During their time as a FRO, Forest produced the first-ever functional brain imaging data in humans using ultrasound-on-chip, proving that it can drive a minimally invasive, functional human brain imaging modality.
Forest quickly set up collaborations with clinicians at UCLA Neuro-ICU and Cedars-Sinai, and began demonstrating meaningful capabilities across the tech stack, including ongoing human studies that detected auditory-related signals in traumatic brain injury patients.
And they’ve built a foundation for hardware, software, and signal-processing that is increasingly scalable for trials and clinical use. Last year, Forest released the open-source ultrafast CUDA-accelerated ultrasound beamformer which enabled practical and near-real-time ultrasound data processing for them and their collaborators, and is now available to researchers across the ecosystem. This technology is an order-of-magnitude improvement on the state of the art that came before.
Their early in-human data has shown correlations that meet or exceed published results recorded via fMRI on the same paradigms, strengthening confidence that ultrasound can capture task-relevant functional signals. We believe that this is only the beginning of what can be done with this technology.
A Sonic Boom
We are also deeply motivated by what this technology can mean for people around the world. Millions of people live with severe or treatment-resistant variants of mental illnesses like depression, bipolar disorder, and OCD, meaning that several drugs or treatments failed to provide them with sufficient relief. Billions more people could benefit from a deeper understanding of how the brain works and a greater ability to tune its functioning in health and in disease.

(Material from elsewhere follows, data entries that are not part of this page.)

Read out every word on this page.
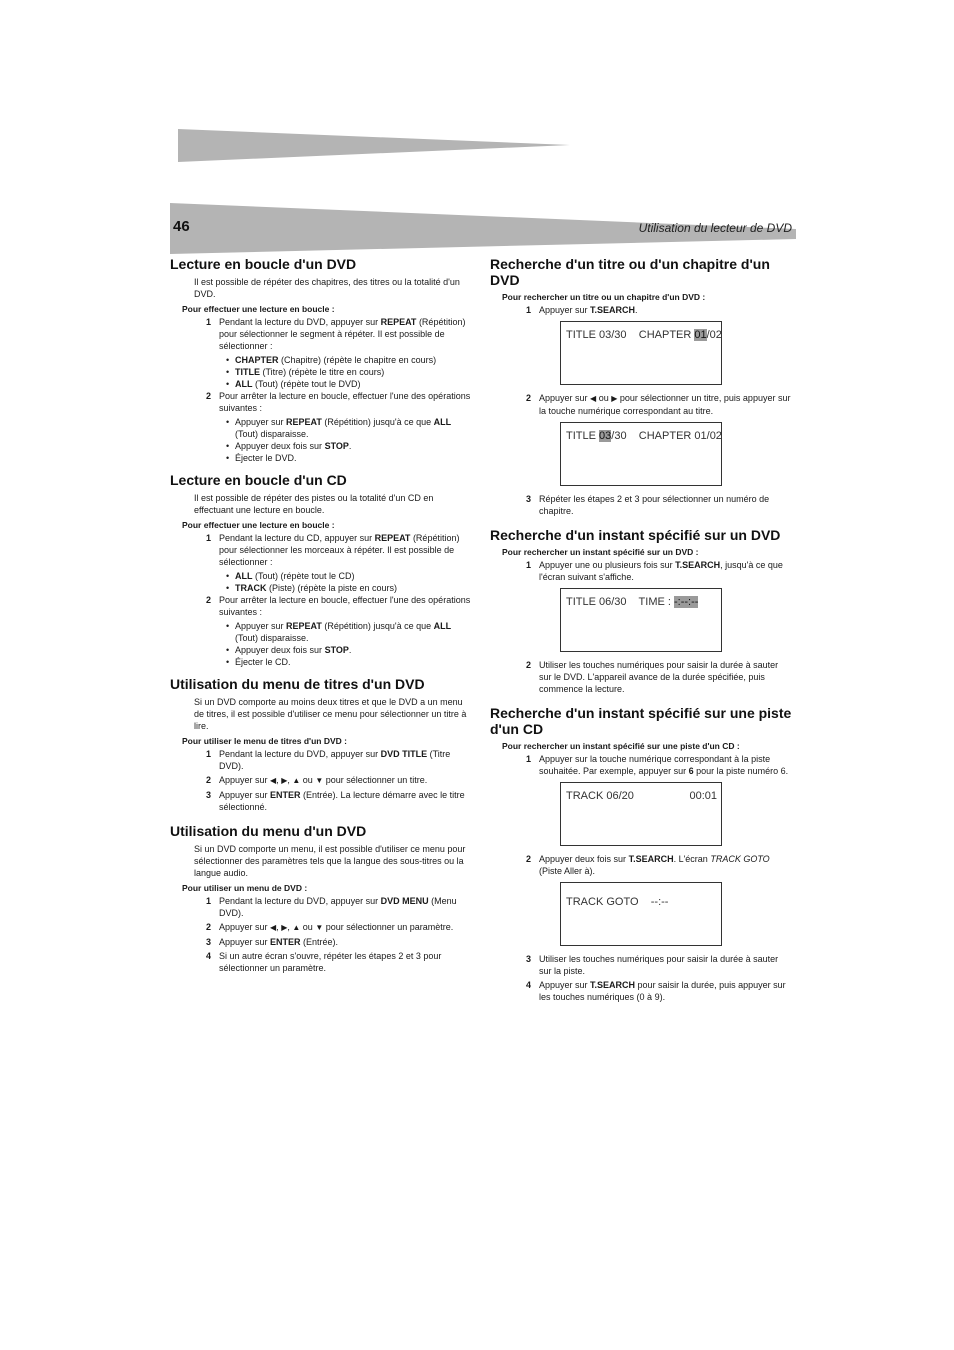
46	Utilisation du lecteur de DVD
Lecture en boucle d'un DVD

Il est possible de répéter des chapitres, des titres ou la totalité d'un DVD.

Pour effectuer une lecture en boucle :
1 Pendant la lecture du DVD, appuyer sur REPEAT (Répétition) pour sélectionner le segment à répéter. Il est possible de sélectionner :
• CHAPTER (Chapitre) (répète le chapitre en cours)
• TITLE (Titre) (répète le titre en cours)
• ALL (Tout) (répète tout le DVD)
2 Pour arrêter la lecture en boucle, effectuer l'une des opérations suivantes :
• Appuyer sur REPEAT (Répétition) jusqu'à ce que ALL (Tout) disparaisse.
• Appuyer deux fois sur STOP.
• Éjecter le DVD.
Lecture en boucle d'un CD

Il est possible de répéter des pistes ou la totalité d'un CD en effectuant une lecture en boucle.

Pour effectuer une lecture en boucle :
1 Pendant la lecture du CD, appuyer sur REPEAT (Répétition) pour sélectionner les morceaux à répéter. Il est possible de sélectionner :
• ALL (Tout) (répète tout le CD)
• TRACK (Piste) (répète la piste en cours)
2 Pour arrêter la lecture en boucle, effectuer l'une des opérations suivantes :
• Appuyer sur REPEAT (Répétition) jusqu'à ce que ALL (Tout) disparaisse.
• Appuyer deux fois sur STOP.
• Éjecter le CD.
Utilisation du menu de titres d'un DVD

Si un DVD comporte au moins deux titres et que le DVD a un menu de titres, il est possible d'utiliser ce menu pour sélectionner un titre à lire.

Pour utiliser le menu de titres d'un DVD :
1 Pendant la lecture du DVD, appuyer sur DVD TITLE (Titre DVD).
2 Appuyer sur ◀, ▶, ▲ ou ▼ pour sélectionner un titre.
3 Appuyer sur ENTER (Entrée). La lecture démarre avec le titre sélectionné.
Utilisation du menu d'un DVD

Si un DVD comporte un menu, il est possible d'utiliser ce menu pour sélectionner des paramètres tels que la langue des sous-titres ou la langue audio.

Pour utiliser un menu de DVD :
1 Pendant la lecture du DVD, appuyer sur DVD MENU (Menu DVD).
2 Appuyer sur ◀, ▶, ▲ ou ▼ pour sélectionner un paramètre.
3 Appuyer sur ENTER (Entrée).
4 Si un autre écran s'ouvre, répéter les étapes 2 et 3 pour sélectionner un paramètre.
Recherche d'un titre ou d'un chapitre d'un DVD
Pour rechercher un titre ou un chapitre d'un DVD :
1 Appuyer sur T.SEARCH.
TITLE 03/30    CHAPTER 01/02
2 Appuyer sur ◀ ou ▶ pour sélectionner un titre, puis appuyer sur la touche numérique correspondant au titre.
TITLE 03/30    CHAPTER 01/02
3 Répéter les étapes 2 et 3 pour sélectionner un numéro de chapitre.
Recherche d'un instant spécifié sur un DVD
Pour rechercher un instant spécifié sur un DVD :
1 Appuyer une ou plusieurs fois sur T.SEARCH, jusqu'à ce que l'écran suivant s'affiche.
TITLE 06/30    TIME : -:--:--
2 Utiliser les touches numériques pour saisir la durée à sauter sur le DVD. L'appareil avance de la durée spécifiée, puis commence la lecture.
Recherche d'un instant spécifié sur une piste d'un CD
Pour rechercher un instant spécifié sur une piste d'un CD :
1 Appuyer sur la touche numérique correspondant à la piste souhaitée. Par exemple, appuyer sur 6 pour la piste numéro 6.
TRACK 06/20	00:01
2 Appuyer deux fois sur T.SEARCH. L'écran TRACK GOTO (Piste Aller à).
TRACK GOTO    --:--
3 Utiliser les touches numériques pour saisir la durée à sauter sur la piste.
4 Appuyer sur T.SEARCH pour saisir la durée, puis appuyer sur les touches numériques (0 à 9).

One set of results that we’ve been following firsthand stands out here. As Sumner described on Core Memory this summer, Forest reported bedside detection of “cognitive motor dissociation” (sometimes called “hidden consciousness”) in a comatose patient using ultrasound.
Miniaturized ultrasound is particularly powerful here: it’s impractical and cost-prohibitive to constantly bring comatose patients into the MRI suite from the ICU. A bedside-ready modality for these patients could be revolutionary for our understanding of (and potentially the treatments available for) their conditions, as well as deeply meaningful to their loved ones.
This is just one transformative application among many.
New Growth
We believe that this branching point demonstrates one of many models of success for a FRO.
Forest started as a single organization pursuing deep platform R&D along both a technical development roadmap on the one hand, and what we’d call “impact discovery” on the other. That impact includes public dissemination of the technology, research collaborations and partnerships with clinicians, and practical pathways to getting devices tested and used in medicine. As both the technical milestones and impact proof points began to manifest, we saw new surges of interest in this modality, which we believe will be critical for clinicians and scientists around the world.
We hope to see many more. As highlighted by last month’s Tech Labs Initiative announcement by the NSF, integrated teams pursuing transformative engineering-heavy foundational capabilities with speed and focus can be a powerful way to unlock larger fields. We can’t wait to see how the scaled revolution we dreamt of when we planted the first seeds of Forest continues to grow both through Merge Labs’ work and the ongoing work of the Forest nonprofit.
We are proud of all that Forest’s small, integrated team has accomplished. We congratulate Forest and Merge Labs, and look forward to sharing more about the ongoing Forest nonprofit’s upcoming priorities and leadership here soon.